Kim, 81, who lives in Osaka’s Kita Ward, said his grandfather, a native of Jeju Island in today’s South Korea, came to Osaka 13 years after Japan’s annexation of the Korean Peninsula in 1910 and raised a family here.
Korea was under Japan’s colonial rule from 1910 to 1945.
During the closing days of World War II, Kim and his parents evacuated to Miyazaki Prefecture, but his grandfather stayed in Osaka to keep his home. He died in the Third Great Osaka Air Raid of June 7, 1945. His Korean name is engraved on his grave marker.
Kim only discovered last year that his grandfather is listed under his Japanese name in Peace Osaka’s register. He learned about it when he was interviewed by members of a group studying about little-known Korean victims of the Osaka Air Raid.
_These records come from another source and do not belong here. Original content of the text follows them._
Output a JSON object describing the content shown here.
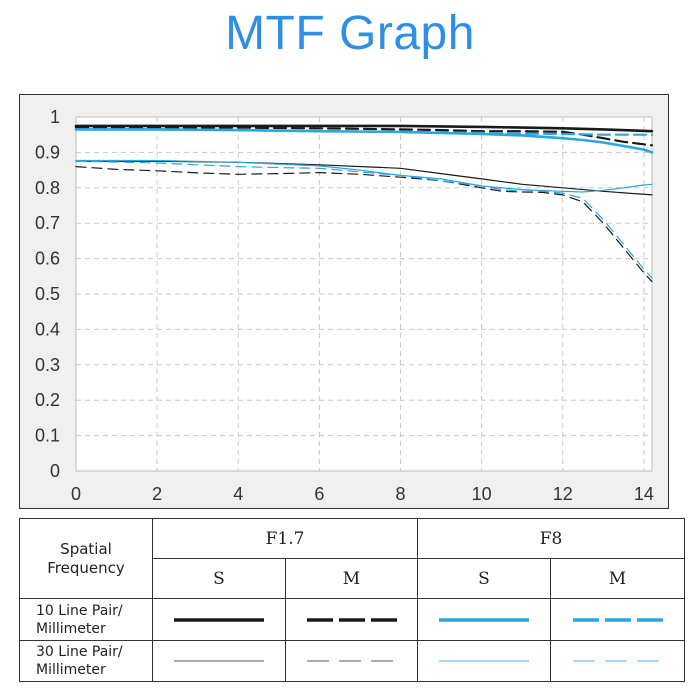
{
  "header": {
    "title": "MTF Graph"
  },
  "colors": {
    "title": "#2f8fe6",
    "black_series": "#1a1a1a",
    "blue_series": "#2aa6df",
    "grid": "#c8c8c8",
    "plot_bg": "#f0f0f0"
  },
  "chart_data": {
    "type": "line",
    "xlim": [
      0,
      14.2
    ],
    "ylim": [
      0,
      1
    ],
    "xticks": [
      "0",
      "2",
      "4",
      "6",
      "8",
      "10",
      "12",
      "14"
    ],
    "yticks": [
      "0",
      "0.1",
      "0.2",
      "0.3",
      "0.4",
      "0.5",
      "0.6",
      "0.7",
      "0.8",
      "0.9",
      "1"
    ],
    "grid": true,
    "series": [
      {
        "aperture": "F1.7",
        "direction": "S",
        "frequency": "10 Line Pair/ Millimeter",
        "style": "thick-solid",
        "color": "#1a1a1a",
        "x": [
          0,
          2,
          4,
          6,
          8,
          10,
          11,
          12,
          13,
          14.2
        ],
        "y": [
          0.975,
          0.975,
          0.975,
          0.975,
          0.975,
          0.972,
          0.97,
          0.968,
          0.965,
          0.96
        ]
      },
      {
        "aperture": "F1.7",
        "direction": "M",
        "frequency": "10 Line Pair/ Millimeter",
        "style": "thick-dashed",
        "color": "#1a1a1a",
        "x": [
          0,
          2,
          4,
          6,
          8,
          9,
          10,
          11,
          12,
          12.5,
          13,
          13.5,
          14.2
        ],
        "y": [
          0.97,
          0.97,
          0.97,
          0.968,
          0.965,
          0.963,
          0.96,
          0.96,
          0.958,
          0.95,
          0.94,
          0.93,
          0.92
        ]
      },
      {
        "aperture": "F1.7",
        "direction": "S",
        "frequency": "30 Line Pair/ Millimeter",
        "style": "thin-solid",
        "color": "#1a1a1a",
        "x": [
          0,
          2,
          4,
          6,
          8,
          9,
          10,
          11,
          12,
          13,
          14.2
        ],
        "y": [
          0.875,
          0.875,
          0.872,
          0.865,
          0.855,
          0.84,
          0.825,
          0.81,
          0.8,
          0.79,
          0.78
        ]
      },
      {
        "aperture": "F1.7",
        "direction": "M",
        "frequency": "30 Line Pair/ Millimeter",
        "style": "thin-dashed",
        "color": "#1a1a1a",
        "x": [
          0,
          1,
          2,
          3,
          4,
          5,
          6,
          7,
          8,
          9,
          10,
          10.5,
          11,
          11.5,
          12,
          12.5,
          13,
          13.5,
          14,
          14.2
        ],
        "y": [
          0.86,
          0.852,
          0.848,
          0.842,
          0.838,
          0.84,
          0.843,
          0.838,
          0.83,
          0.82,
          0.8,
          0.79,
          0.788,
          0.787,
          0.78,
          0.76,
          0.7,
          0.63,
          0.56,
          0.535
        ]
      },
      {
        "aperture": "F8",
        "direction": "S",
        "frequency": "10 Line Pair/ Millimeter",
        "style": "thick-solid",
        "color": "#2aa6df",
        "x": [
          0,
          2,
          4,
          6,
          8,
          10,
          11,
          12,
          12.5,
          13,
          13.5,
          14,
          14.2
        ],
        "y": [
          0.965,
          0.965,
          0.963,
          0.96,
          0.958,
          0.952,
          0.948,
          0.94,
          0.935,
          0.928,
          0.918,
          0.908,
          0.9
        ]
      },
      {
        "aperture": "F8",
        "direction": "M",
        "frequency": "10 Line Pair/ Millimeter",
        "style": "thick-dashed",
        "color": "#2aa6df",
        "x": [
          0,
          2,
          4,
          6,
          8,
          10,
          11,
          12,
          12.5,
          13,
          13.5,
          14,
          14.2
        ],
        "y": [
          0.965,
          0.965,
          0.963,
          0.96,
          0.958,
          0.955,
          0.953,
          0.952,
          0.951,
          0.95,
          0.95,
          0.95,
          0.95
        ]
      },
      {
        "aperture": "F8",
        "direction": "S",
        "frequency": "30 Line Pair/ Millimeter",
        "style": "thin-solid",
        "color": "#2aa6df",
        "x": [
          0,
          2,
          4,
          6,
          7,
          8,
          9,
          10,
          11,
          12,
          12.5,
          13,
          13.5,
          14,
          14.2
        ],
        "y": [
          0.877,
          0.877,
          0.872,
          0.862,
          0.85,
          0.835,
          0.825,
          0.805,
          0.795,
          0.79,
          0.788,
          0.793,
          0.8,
          0.808,
          0.81
        ]
      },
      {
        "aperture": "F8",
        "direction": "M",
        "frequency": "30 Line Pair/ Millimeter",
        "style": "thin-dashed",
        "color": "#2aa6df",
        "x": [
          0,
          1,
          2,
          3,
          4,
          5,
          6,
          7,
          8,
          9,
          10,
          10.5,
          11,
          11.5,
          12,
          12.5,
          13,
          13.5,
          14,
          14.2
        ],
        "y": [
          0.875,
          0.873,
          0.87,
          0.865,
          0.86,
          0.857,
          0.855,
          0.845,
          0.835,
          0.82,
          0.805,
          0.795,
          0.79,
          0.79,
          0.785,
          0.77,
          0.71,
          0.64,
          0.57,
          0.545
        ]
      }
    ]
  },
  "legend": {
    "header": {
      "corner": "Spatial Frequency",
      "corner_line1": "Spatial",
      "corner_line2": "Frequency",
      "aperture_1": "F1.7",
      "aperture_2": "F8"
    },
    "subheader": {
      "s1": "S",
      "m1": "M",
      "s2": "S",
      "m2": "M"
    },
    "rows": [
      {
        "label_line1": "10 Line Pair/",
        "label_line2": "Millimeter"
      },
      {
        "label_line1": "30 Line Pair/",
        "label_line2": "Millimeter"
      }
    ]
  }
}
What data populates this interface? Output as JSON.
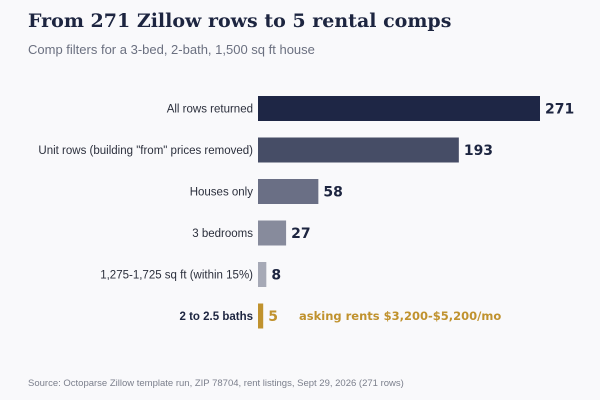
{
  "chart_data": {
    "type": "bar",
    "orientation": "horizontal",
    "title": "From 271 Zillow rows to 5 rental comps",
    "subtitle": "Comp filters for a 3-bed, 2-bath, 1,500 sq ft house",
    "categories": [
      "All rows returned",
      "Unit rows (building \"from\" prices removed)",
      "Houses only",
      "3 bedrooms",
      "1,275-1,725 sq ft (within 15%)",
      "2 to 2.5 baths"
    ],
    "values": [
      271,
      193,
      58,
      27,
      8,
      5
    ],
    "bar_colors": [
      "#1e2645",
      "#464d66",
      "#6a6f85",
      "#878b9c",
      "#a6a9b6",
      "#c0922e"
    ],
    "highlight_index": 5,
    "annotation": "asking rents $3,200-$5,200/mo",
    "xlim": [
      0,
      271
    ],
    "grid": false,
    "source": "Source: Octoparse Zillow template run, ZIP 78704, rent listings, Sept 29, 2026 (271 rows)"
  }
}
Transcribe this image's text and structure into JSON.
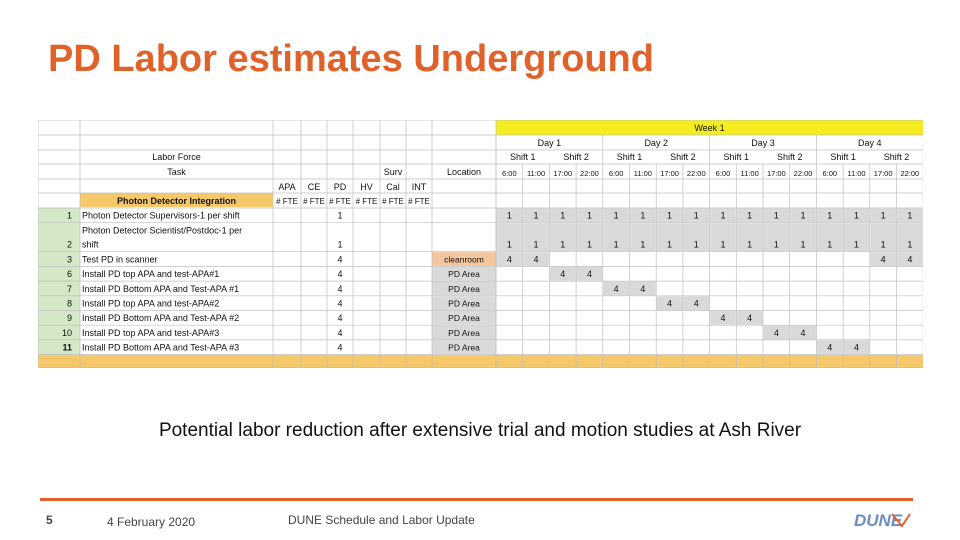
{
  "slide": {
    "title": "PD Labor estimates Underground",
    "caption": "Potential labor reduction after extensive trial and motion studies at Ash River",
    "page_number": "5",
    "date": "4 February 2020",
    "footer_title": "DUNE Schedule and Labor Update",
    "logo_text": "DUNE"
  },
  "colors": {
    "title": "#e0622a",
    "accent_line": "#e0622a",
    "week_header": "#f5ec1f",
    "section_header": "#f5c86a",
    "row_number_green": "#d4e7c6",
    "location_orange": "#f5c59e",
    "grid_gray": "#d9d9d9",
    "logo_blue": "#6a8cc2"
  },
  "table": {
    "week_label": "Week 1",
    "days": [
      "Day 1",
      "Day 2",
      "Day 3",
      "Day 4"
    ],
    "shifts": [
      "Shift 1",
      "Shift 2",
      "Shift 1",
      "Shift 2",
      "Shift 1",
      "Shift 2",
      "Shift 1",
      "Shift 2"
    ],
    "times": [
      "6:00",
      "11:00",
      "17:00",
      "22:00",
      "6:00",
      "11:00",
      "17:00",
      "22:00",
      "6:00",
      "11:00",
      "17:00",
      "22:00",
      "6:00",
      "11:00",
      "17:00",
      "22:00"
    ],
    "header_labor_force": "Labor Force",
    "header_task": "Task",
    "header_surv": "Surv",
    "header_location": "Location",
    "role_columns": [
      "APA",
      "CE",
      "PD",
      "HV",
      "Cal",
      "INT"
    ],
    "fte_label": "# FTE",
    "section_title": "Photon Detector Integration",
    "rows": [
      {
        "num": "1",
        "task": [
          "Photon Detector Supervisors-1 per shift"
        ],
        "pd": "1",
        "location": "",
        "loc_style": "none",
        "cells": [
          "1",
          "1",
          "1",
          "1",
          "1",
          "1",
          "1",
          "1",
          "1",
          "1",
          "1",
          "1",
          "1",
          "1",
          "1",
          "1"
        ]
      },
      {
        "num": "2",
        "task": [
          "Photon Detector Scientist/Postdoc-1 per",
          "shift"
        ],
        "pd": "1",
        "location": "",
        "loc_style": "none",
        "cells": [
          "1",
          "1",
          "1",
          "1",
          "1",
          "1",
          "1",
          "1",
          "1",
          "1",
          "1",
          "1",
          "1",
          "1",
          "1",
          "1"
        ]
      },
      {
        "num": "3",
        "task": [
          "Test PD in scanner"
        ],
        "pd": "4",
        "location": "cleanroom",
        "loc_style": "orange",
        "cells": [
          "4",
          "4",
          "",
          "",
          "",
          "",
          "",
          "",
          "",
          "",
          "",
          "",
          "",
          "",
          "4",
          "4"
        ]
      },
      {
        "num": "6",
        "task": [
          "Install PD top APA and test-APA#1"
        ],
        "pd": "4",
        "location": "PD Area",
        "loc_style": "gray",
        "cells": [
          "",
          "",
          "4",
          "4",
          "",
          "",
          "",
          "",
          "",
          "",
          "",
          "",
          "",
          "",
          "",
          ""
        ]
      },
      {
        "num": "7",
        "task": [
          "Install PD Bottom APA and Test-APA #1"
        ],
        "pd": "4",
        "location": "PD Area",
        "loc_style": "gray",
        "cells": [
          "",
          "",
          "",
          "",
          "4",
          "4",
          "",
          "",
          "",
          "",
          "",
          "",
          "",
          "",
          "",
          ""
        ]
      },
      {
        "num": "8",
        "task": [
          "Install PD top APA and test-APA#2"
        ],
        "pd": "4",
        "location": "PD Area",
        "loc_style": "gray",
        "cells": [
          "",
          "",
          "",
          "",
          "",
          "",
          "4",
          "4",
          "",
          "",
          "",
          "",
          "",
          "",
          "",
          ""
        ]
      },
      {
        "num": "9",
        "task": [
          "Install PD Bottom APA and Test-APA #2"
        ],
        "pd": "4",
        "location": "PD Area",
        "loc_style": "gray",
        "cells": [
          "",
          "",
          "",
          "",
          "",
          "",
          "",
          "",
          "4",
          "4",
          "",
          "",
          "",
          "",
          "",
          ""
        ]
      },
      {
        "num": "10",
        "task": [
          "Install PD top APA and test-APA#3"
        ],
        "pd": "4",
        "location": "PD Area",
        "loc_style": "gray",
        "cells": [
          "",
          "",
          "",
          "",
          "",
          "",
          "",
          "",
          "",
          "",
          "4",
          "4",
          "",
          "",
          "",
          ""
        ]
      },
      {
        "num": "11",
        "task": [
          "Install PD Bottom APA and Test-APA #3"
        ],
        "pd": "4",
        "location": "PD Area",
        "loc_style": "gray",
        "cells": [
          "",
          "",
          "",
          "",
          "",
          "",
          "",
          "",
          "",
          "",
          "",
          "",
          "4",
          "4",
          "",
          ""
        ]
      }
    ]
  }
}
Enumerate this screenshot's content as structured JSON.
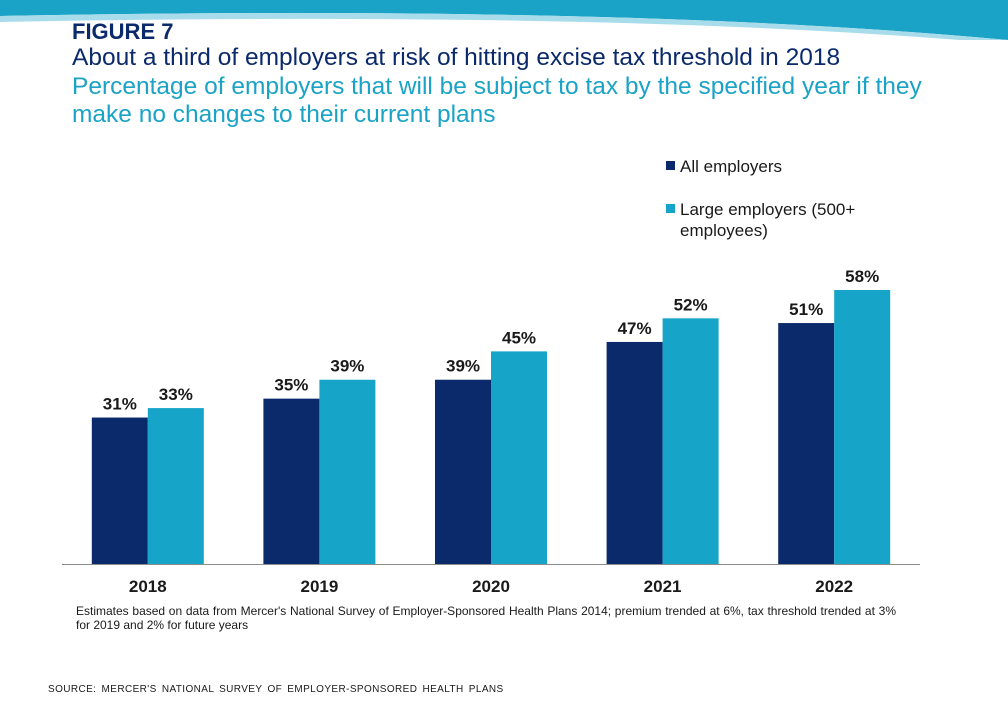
{
  "figure_label": "FIGURE 7",
  "source_note": "SOURCE: MERCER'S NATIONAL SURVEY OF EMPLOYER-SPONSORED HEALTH PLANS",
  "colors": {
    "all_employers": "#0b2a6b",
    "large_employers": "#16a4c8",
    "title": "#0b2a6b",
    "subtitle": "#1aa3c6"
  },
  "chart_data": {
    "type": "bar",
    "title": "About a third of employers at risk of hitting excise tax threshold in 2018",
    "subtitle": "Percentage of employers that will be subject to tax by the specified year if they make no changes to their current plans",
    "categories": [
      "2018",
      "2019",
      "2020",
      "2021",
      "2022"
    ],
    "series": [
      {
        "name": "All employers",
        "values": [
          31,
          35,
          39,
          47,
          51
        ]
      },
      {
        "name": "Large employers (500+ employees)",
        "values": [
          33,
          39,
          45,
          52,
          58
        ]
      }
    ],
    "value_labels": [
      [
        "31%",
        "35%",
        "39%",
        "47%",
        "51%"
      ],
      [
        "33%",
        "39%",
        "45%",
        "52%",
        "58%"
      ]
    ],
    "xlabel": "",
    "ylabel": "",
    "ylim": [
      0,
      69
    ],
    "grid": false,
    "legend": "top-right",
    "note": "Estimates based on data from Mercer's National Survey of Employer-Sponsored Health Plans 2014; premium trended at 6%, tax threshold trended at 3% for 2019 and 2% for future years"
  }
}
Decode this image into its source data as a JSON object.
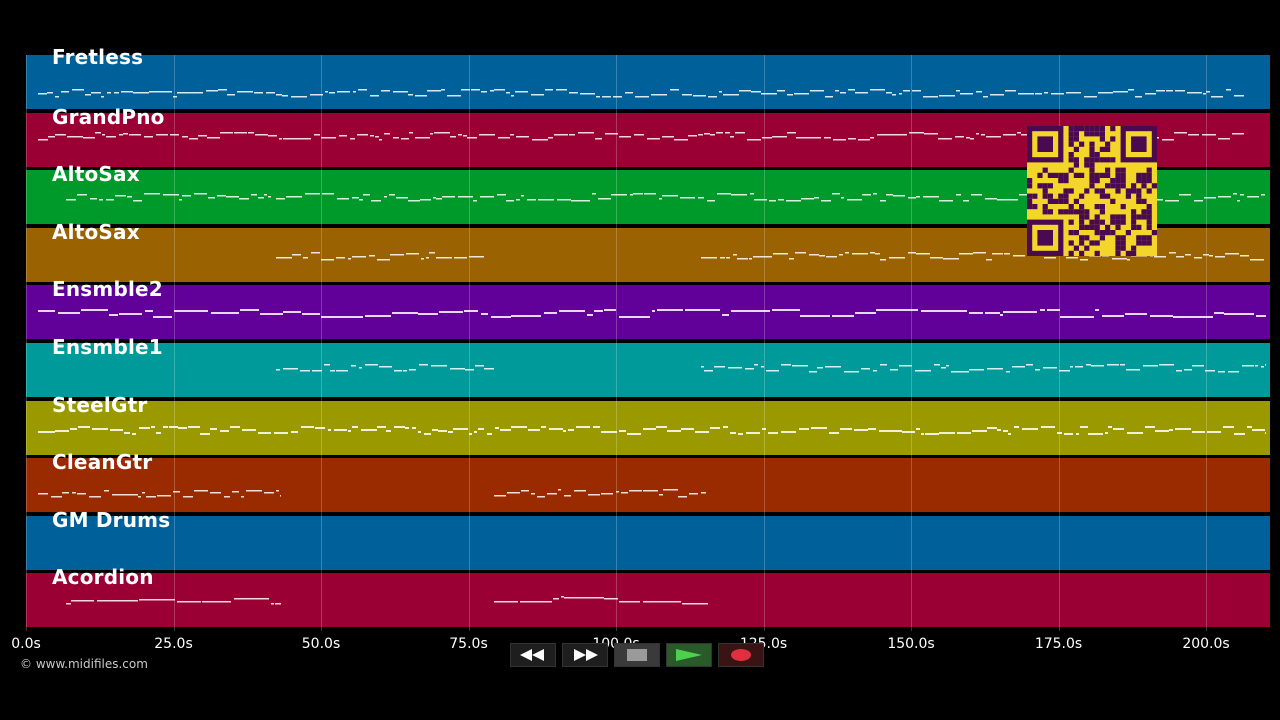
{
  "tracks": [
    {
      "label": "Fretless",
      "color": "#00609a"
    },
    {
      "label": "GrandPno",
      "color": "#9a0033"
    },
    {
      "label": "AltoSax",
      "color": "#009a2a"
    },
    {
      "label": "AltoSax",
      "color": "#9a6200"
    },
    {
      "label": "Ensmble2",
      "color": "#62009a"
    },
    {
      "label": "Ensmble1",
      "color": "#009a9a"
    },
    {
      "label": "SteelGtr",
      "color": "#9a9a00"
    },
    {
      "label": "CleanGtr",
      "color": "#9a2a00"
    },
    {
      "label": "GM Drums",
      "color": "#00609a"
    },
    {
      "label": "Acordion",
      "color": "#9a0033"
    }
  ],
  "time_axis": {
    "ticks": [
      "0.0s",
      "25.0s",
      "50.0s",
      "75.0s",
      "100.0s",
      "125.0s",
      "150.0s",
      "175.0s",
      "200.0s"
    ]
  },
  "footer": {
    "copyright": "© www.midifiles.com"
  },
  "transport": {
    "rewind_icon": "rewind-icon",
    "forward_icon": "fast-forward-icon",
    "stop_icon": "stop-icon",
    "play_icon": "play-icon",
    "record_icon": "record-icon"
  },
  "overlay": {
    "qr_color": "#f4d52a",
    "qr_module_color": "#4a0a50"
  }
}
Kim decided to enlist the group’s help to request his grandfather’s Japanese name be replaced with his Korean name.
“My grandfather, who was killed in an air raid, is still remembered by his Japanese name, which he adopted against his will,” Kim said he thought at the time. “It’s like his very existence has been covered up.”
The air raids on Osaka resulted in some 15,000 people dead or missing, according to Osaka prefectural police figures from October 1945.
The Osaka prefectural government commissioned Peace Osaka in 2002 to compile a list of the names of those killed in the air raids. The museum’s register covers 9,117 victims.
The names on the list, except for 48 kept anonymous by request, are publicly available in the museum’s building and are also engraved on a copper monument plate in its courtyard. Some bereaved family members visit the monument as a sort of grave marker.
Osaka prefectural police statistics from 1942 show some 410,000 Koreans lived in Osaka at the time. But fewer than 20 Koreans appear in Peace Osaka’s register under their ethnic names.
“Judging from the names, dozens of Koreans are included under their Japanese names,” said a member of a group studying wartime Korean fatalities.
Peace Osaka officials said the museum has no precedent for replacing an entry on the list with an ethnic name.
Hidehiko Yamaji, director of Peace Osaka, said entries on the list will be replaced with ethnic names on request when the monument is repaired next year to mark the 30th anniversary of the museum’s opening.
“I do understand how family members feel,” he said.
Naoki Mizuno, professor emeritus of modern Korean history with Kyoto University, said the museum’s decision helps shed light on questions long overlooked.
“Koreans were forced into adopting Japanese names under Japan’s colonial policy during World War II,” said Mizuno, author of the book “Soshi Kaimei” (Japanization of names). “They also found it tricky to use their real names for fear of facing discrimination in Japanese society.”
The Japanese government excluded air raid victims, including Japanese citizens, from being eligible for postwar compensation. War-bereaved associations and local governments independently compiled lists of those killed in air raids.
Peace Osaka’s register is based on a list put together by an Osaka-based association of those injured and bereaved by the war.
“We were working on our own dime, and we were too busy to find out about the real names of Korean victims,” said the head of the association, Takako Iga, 88.
Mizuno said those killed in air raids should be remembered in the memorial list by their real names since its purpose is to record the identities of war victims for posterity.
“Keeping records of Koreans and other people of former colonial origin by their ethnic names is primarily the responsibility of the central government (of Japan), which opened the war,” he said. “But the issue has been overlooked throughout the 75 postwar years.”